Further, if you do find a gem, someone has likely found it before you.

When it comes to resale, the effects of the shift to trendy thrifting are clear. The lost treasures once flooding thrift stores are now being flipped for higher prices on Depop or Poshmark, making it harder for people who rely on thrifting to find affordable options. 

The root cause of the inaccessibility? Companies mercilessly mass-produce and advertise to cover up the harm done to Earth. To put it simply, way too many clothes are produced for the planet’s resources to keep up and fashion houses are patching up their messy seams with cute facades.

Why stitches cannot fix a bad pattern

At the heart of thrifting is the desire to keep usable clothing in circulation to help steward the Earth. 

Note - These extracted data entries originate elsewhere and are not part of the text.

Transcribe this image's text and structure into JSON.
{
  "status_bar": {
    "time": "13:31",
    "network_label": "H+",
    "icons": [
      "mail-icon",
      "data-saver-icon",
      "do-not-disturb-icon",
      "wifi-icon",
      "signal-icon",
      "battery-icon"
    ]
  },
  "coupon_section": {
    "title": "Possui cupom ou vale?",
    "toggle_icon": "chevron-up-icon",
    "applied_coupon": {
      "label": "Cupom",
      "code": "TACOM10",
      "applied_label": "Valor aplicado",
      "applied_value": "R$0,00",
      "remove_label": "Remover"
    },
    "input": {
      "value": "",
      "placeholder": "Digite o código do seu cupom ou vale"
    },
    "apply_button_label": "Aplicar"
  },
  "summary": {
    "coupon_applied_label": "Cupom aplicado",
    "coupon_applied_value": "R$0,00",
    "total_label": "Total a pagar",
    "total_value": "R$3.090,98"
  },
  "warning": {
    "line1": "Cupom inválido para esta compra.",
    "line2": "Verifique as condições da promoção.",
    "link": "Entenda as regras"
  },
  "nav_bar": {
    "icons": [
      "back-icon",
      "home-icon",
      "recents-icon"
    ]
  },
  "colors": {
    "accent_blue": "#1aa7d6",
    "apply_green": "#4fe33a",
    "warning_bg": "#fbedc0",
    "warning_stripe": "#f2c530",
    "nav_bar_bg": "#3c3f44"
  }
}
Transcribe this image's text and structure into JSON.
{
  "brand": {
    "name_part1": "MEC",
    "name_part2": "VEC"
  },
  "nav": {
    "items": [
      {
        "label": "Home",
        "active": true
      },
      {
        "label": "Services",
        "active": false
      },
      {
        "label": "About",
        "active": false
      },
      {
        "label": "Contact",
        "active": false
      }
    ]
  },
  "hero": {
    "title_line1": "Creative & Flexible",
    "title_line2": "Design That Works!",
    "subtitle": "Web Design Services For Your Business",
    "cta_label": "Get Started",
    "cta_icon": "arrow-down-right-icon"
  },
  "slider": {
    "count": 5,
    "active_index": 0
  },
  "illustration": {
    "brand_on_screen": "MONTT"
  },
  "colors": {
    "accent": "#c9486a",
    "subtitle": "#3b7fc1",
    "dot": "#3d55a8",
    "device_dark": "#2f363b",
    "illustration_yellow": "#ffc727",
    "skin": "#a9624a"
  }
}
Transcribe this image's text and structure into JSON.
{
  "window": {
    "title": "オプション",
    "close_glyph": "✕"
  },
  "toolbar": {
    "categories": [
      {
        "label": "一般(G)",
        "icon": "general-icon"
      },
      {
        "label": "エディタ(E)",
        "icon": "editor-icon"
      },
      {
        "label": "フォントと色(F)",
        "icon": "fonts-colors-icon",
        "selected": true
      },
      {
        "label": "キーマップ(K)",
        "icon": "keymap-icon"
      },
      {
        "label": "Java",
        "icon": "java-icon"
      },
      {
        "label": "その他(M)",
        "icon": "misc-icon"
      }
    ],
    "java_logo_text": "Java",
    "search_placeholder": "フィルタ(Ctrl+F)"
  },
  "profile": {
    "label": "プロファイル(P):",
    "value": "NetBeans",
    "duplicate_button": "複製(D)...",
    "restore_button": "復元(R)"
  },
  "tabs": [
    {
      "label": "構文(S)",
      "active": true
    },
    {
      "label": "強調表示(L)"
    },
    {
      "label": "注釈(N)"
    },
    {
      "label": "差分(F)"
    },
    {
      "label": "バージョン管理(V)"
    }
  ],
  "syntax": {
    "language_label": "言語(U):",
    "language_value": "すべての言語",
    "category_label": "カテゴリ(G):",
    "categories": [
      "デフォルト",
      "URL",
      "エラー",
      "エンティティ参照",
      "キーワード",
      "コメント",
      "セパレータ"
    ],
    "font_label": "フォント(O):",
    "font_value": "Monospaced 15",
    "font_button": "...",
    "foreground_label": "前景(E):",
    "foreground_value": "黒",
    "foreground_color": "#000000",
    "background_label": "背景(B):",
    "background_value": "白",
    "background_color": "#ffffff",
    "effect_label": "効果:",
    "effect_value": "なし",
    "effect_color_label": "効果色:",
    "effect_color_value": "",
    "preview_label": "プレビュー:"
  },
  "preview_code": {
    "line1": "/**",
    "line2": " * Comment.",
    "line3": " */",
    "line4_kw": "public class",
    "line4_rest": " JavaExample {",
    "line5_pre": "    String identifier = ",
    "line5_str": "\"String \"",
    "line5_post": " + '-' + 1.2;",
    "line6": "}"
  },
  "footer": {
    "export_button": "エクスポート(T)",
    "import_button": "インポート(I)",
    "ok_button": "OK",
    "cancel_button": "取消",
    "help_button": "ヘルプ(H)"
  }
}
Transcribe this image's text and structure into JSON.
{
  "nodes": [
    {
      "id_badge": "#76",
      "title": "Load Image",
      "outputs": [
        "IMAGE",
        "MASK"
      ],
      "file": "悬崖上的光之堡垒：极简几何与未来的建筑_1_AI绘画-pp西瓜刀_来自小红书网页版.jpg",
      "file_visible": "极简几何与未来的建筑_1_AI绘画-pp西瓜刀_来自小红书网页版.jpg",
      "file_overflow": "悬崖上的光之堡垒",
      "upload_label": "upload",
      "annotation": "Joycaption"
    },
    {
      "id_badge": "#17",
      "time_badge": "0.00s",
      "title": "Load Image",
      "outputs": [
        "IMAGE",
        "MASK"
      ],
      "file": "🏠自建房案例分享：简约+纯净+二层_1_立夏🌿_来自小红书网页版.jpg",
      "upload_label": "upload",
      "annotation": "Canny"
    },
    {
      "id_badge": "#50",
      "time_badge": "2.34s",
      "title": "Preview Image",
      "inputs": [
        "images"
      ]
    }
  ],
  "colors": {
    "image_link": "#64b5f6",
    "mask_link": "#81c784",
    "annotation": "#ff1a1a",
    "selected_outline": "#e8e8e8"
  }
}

While large donation centers have been able to curb the amount of waste sent to landfills, if companies and consumers alike fail to reform toxic fashion cycles, the destruction of the planet is still unavoidable.

The reality is clear: Fast fashion has turned a once-sustainable practice into a place to discard fast fashion’s fleeting trends, making it difficult for people to find well-made, affordable pieces and failing to protect the environment.

The solution goes beyond searching for a rare find at the thrift store. It is about tackling the core issue: an industry that values profit over the environment, pumping out trends that cannot even break down before being replaced. 

Until there is a shift culturally and systemically, thrift stores will only continue to reflect the same problem they were initially meant to combat.